A la mañana siguiente Thomas Cranmer encontró a la reina tan nerviosa como el día anterior. Se sentó a su lado y le habló con voz suave hasta que Catherine empezó a tranquilizarse.

– Señora, no hay razón para desesperarse -aseguró-. No debéis perder las esperanzas. Mirad lo que os traigo -añadió mostrándole un pergamino-. Es una carta escrita por su majestad en la que se compromete a tener compasión de vos si confesáis.

Catherine se lo arrancó de las manos como si estuviera en llamas, lo abrió y lo leyó mientras las lágrimas rodaban por sus mejillas.

– ¡Estoy tan arrepentida de haber disgustado al hombre que tanto me ama! -se lamentó entre sollozos.

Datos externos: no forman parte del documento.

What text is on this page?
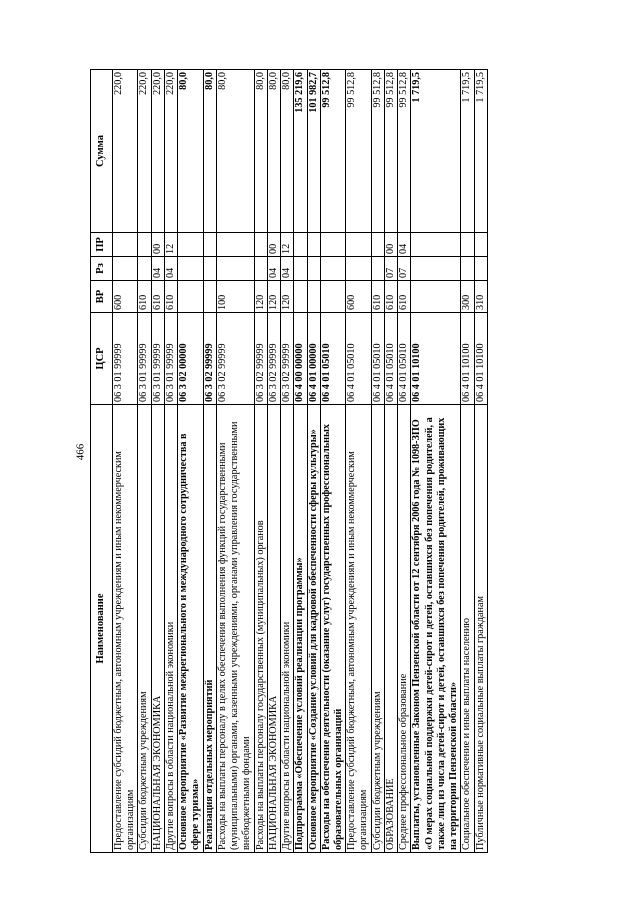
466
Наименование	ЦСР	ВР	Рз	ПР	Сумма
Предоставление субсидий бюджетным, автономным учреждениям и иным некоммерческим организациям	06 3 01 99999	600			220,0
Субсидии бюджетным учреждениям	06 3 01 99999	610			220,0
НАЦИОНАЛЬНАЯ ЭКОНОМИКА	06 3 01 99999	610	04	00	220,0
Другие вопросы в области национальной экономики	06 3 01 99999	610	04	12	220,0
Основное мероприятие «Развитие межрегионального и международного сотрудничества в сфере туризма»	06 3 02 00000				80,0
Реализация отдельных мероприятий	06 3 02 99999				80,0
Расходы на выплаты персоналу в целях обеспечения выполнения функций государственными (муниципальными) органами, казенными учреждениями, органами управления государственными внебюджетными фондами	06 3 02 99999	100			80,0
Расходы на выплаты персоналу государственных (муниципальных) органов	06 3 02 99999	120			80,0
НАЦИОНАЛЬНАЯ ЭКОНОМИКА	06 3 02 99999	120	04	00	80,0
Другие вопросы в области национальной экономики	06 3 02 99999	120	04	12	80,0
Подпрограмма «Обеспечение условий реализации программы»	06 4 00 00000				135 219,6
Основное мероприятие «Создание условий для кадровой обеспеченности сферы культуры»	06 4 01 00000				101 982,7
Расходы на обеспечение деятельности (оказание услуг) государственных профессиональных образовательных организаций	06 4 01 05010				99 512,8
Предоставление субсидий бюджетным, автономным учреждениям и иным некоммерческим организациям	06 4 01 05010	600			99 512,8
Субсидии бюджетным учреждениям	06 4 01 05010	610			99 512,8
ОБРАЗОВАНИЕ	06 4 01 05010	610	07	00	99 512,8
Среднее профессиональное образование	06 4 01 05010	610	07	04	99 512,8
Выплаты, установленные Законом Пензенской области от 12 сентября 2006 года № 1098-ЗПО «О мерах социальной поддержки детей-сирот и детей, оставшихся без попечения родителей, а также лиц из числа детей-сирот и детей, оставшихся без попечения родителей, проживающих на территории Пензенской области»	06 4 01 10100				1 719,5
Социальное обеспечение и иные выплаты населению	06 4 01 10100	300			1 719,5
Публичные нормативные социальные выплаты гражданам	06 4 01 10100	310			1 719,5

– Es cierto que las revelaciones sobre vuestro pasado le han roto el corazón, pero el rey os quiere mucho y ha prometido perdonaros en nombre de ese amor si confesáis.

– Estoy dispuesta a contestar a todas vuestras preguntas para obtener el perdón de su majestad -accedió Catherine finalmente-. ¿Estáis seguro de que tendrá compasión de mí? ¿Merezco ser perdonada? -preguntó sin dejar de llorar. Tenía los ojos enrojecidos pero parecía tranquila y había recuperado la compostura.

– Su majestad os tratará con todo cariño, señora -aseguró el arzobispo-. Todo cuanto tenéis que hacer es decir la verdad. Podéis confiar en mí, Catherine; prometo hacer por vos todo cuanto esté en mi mano.

La reina tenía los ojos hinchados por el llanto y el cabello en desorden. Thomas Cranmer advirtió que la única joya que lucía era su alianza de matrimonio, algo inusual en una mujer que sentía debilidad por las piedras preciosas. Catherine Howard era la viva imagen de una mujer pillada en falta: el' miedo la traicionaba y las huellas de la culpa se reflejaban en su rostro.

– Aunque sé que no lo merezco, doy gracias a Dios por haberme dado un marido tan bondadoso -murmuró la joven.

– Entonces, ¿estáis dispuesta a confiar en mí?

Catherine asintió y trató de hablar pero los ojos se le llenaron de lágrimas y volvió a estallar en sollozos. El arzobispo esperó pacientemente hasta que la joven se hubo serenado.